I Palestinesi hanno ereditato i caratteri di mitezza e di capacità di sopportazione delle avversità dei beduini. Rispetto ad altre popolazioni arabe sono più civilizzati. In particolare i cristiani sono molto fermi e resistenti alle avversità. Il Patriarcato latino di Gerusalemme include Israele, la Palestina, la Giordania e Cipro.
L'emigrazione dei giovani punta agli Stati Uniti, l'Unione Europea e l'Australia. Per partire occorre spesso sfruttare i meccanismi di ricongiungimento familiare con partenti emigrati in precedenza, finanche ad inizio '900.
Fino al '48 Ramallah era quasi completamente cristiana, si è riempita di musulmani dopo il '48.
I giovani hanno ben poche possibilità qua, per cui cercano di scappare appena possibile. Le famiglie sono comunque molto numerose: il controllo delle nascite è estraneo alla cultura locale, sia musulmana che cristiana. La crescita demografica è anzi un'arma politica contro Israele che la teme moltissimo, sia al suo interno che nei territori.
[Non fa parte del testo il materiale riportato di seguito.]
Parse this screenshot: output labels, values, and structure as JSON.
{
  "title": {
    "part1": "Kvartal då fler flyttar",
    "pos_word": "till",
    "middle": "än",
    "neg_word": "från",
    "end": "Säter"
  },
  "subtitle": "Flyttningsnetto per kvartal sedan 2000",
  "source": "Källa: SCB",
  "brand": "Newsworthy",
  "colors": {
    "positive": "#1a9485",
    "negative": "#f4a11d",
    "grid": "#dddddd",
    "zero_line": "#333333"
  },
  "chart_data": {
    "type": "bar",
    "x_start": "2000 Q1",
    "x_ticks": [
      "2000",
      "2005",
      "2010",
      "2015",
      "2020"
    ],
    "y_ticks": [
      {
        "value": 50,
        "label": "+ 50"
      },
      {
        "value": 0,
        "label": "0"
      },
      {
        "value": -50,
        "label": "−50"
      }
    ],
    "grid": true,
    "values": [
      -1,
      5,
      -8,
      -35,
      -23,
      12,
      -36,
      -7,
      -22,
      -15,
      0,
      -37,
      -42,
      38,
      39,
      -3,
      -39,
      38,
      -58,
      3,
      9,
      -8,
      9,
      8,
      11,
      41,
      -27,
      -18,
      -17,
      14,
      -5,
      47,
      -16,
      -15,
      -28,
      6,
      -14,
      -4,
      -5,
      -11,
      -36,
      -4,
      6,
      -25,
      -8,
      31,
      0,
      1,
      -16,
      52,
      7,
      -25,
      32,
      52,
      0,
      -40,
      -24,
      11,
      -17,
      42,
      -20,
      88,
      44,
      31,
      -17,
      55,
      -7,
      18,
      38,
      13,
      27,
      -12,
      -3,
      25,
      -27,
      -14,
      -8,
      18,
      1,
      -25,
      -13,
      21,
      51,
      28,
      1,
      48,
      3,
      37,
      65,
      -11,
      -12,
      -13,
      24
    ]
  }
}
In Israele il grosso della popolazione è ateo, ma dal '67 in poi le comunità religiose hanno interpretato la nascita dello stato di Israele e il trionfo nella guerra dei 6 giorni come un fatto voluto da Dio. Queste frange estremiste sono adesso molto pericolose in quanto mescolano convinzioni religiose estremiste al nazionalismo bellicoso. Restano comunque sparuti gruppetti religiosi che rifiutano ogni commistione con lo stato di Israele, che viene visto quasi come una bestemmia (così come l'uso dell'ebraico biblico come lingua di tutti i giorni anzichè l'aramaico). Questi gruppetti sono addirittura sostenitori di una stato palestinese: il loro capo andò infatti ad omaggiare Arafat di ritorno dopo aver firmato gli accordi di Oslo e si offrì come ministro per gli affari ebraici dello stato palestinese. In caso di un accordo con i palestinesi per creare uno stato palestinese indipendente, ci sono forti rischi di guerra civile all'interno di Israele e con i coloni che verrebbero espulsi dai territori palestinesi. I parlamentari palestinesi sono eletti con criteri di quote religiose. Gran parte dei cristiani sono in Al Fatah, e qualcuno coi comunisti. Le varie comunità religiose condividono la lingua e gran parte dei costumi. La convivenza è stata generalmente buona anche se talvolta le differenze di numero hanno causato delle tensioni. La convivenza è stata favorita dalla situazione di occupazione.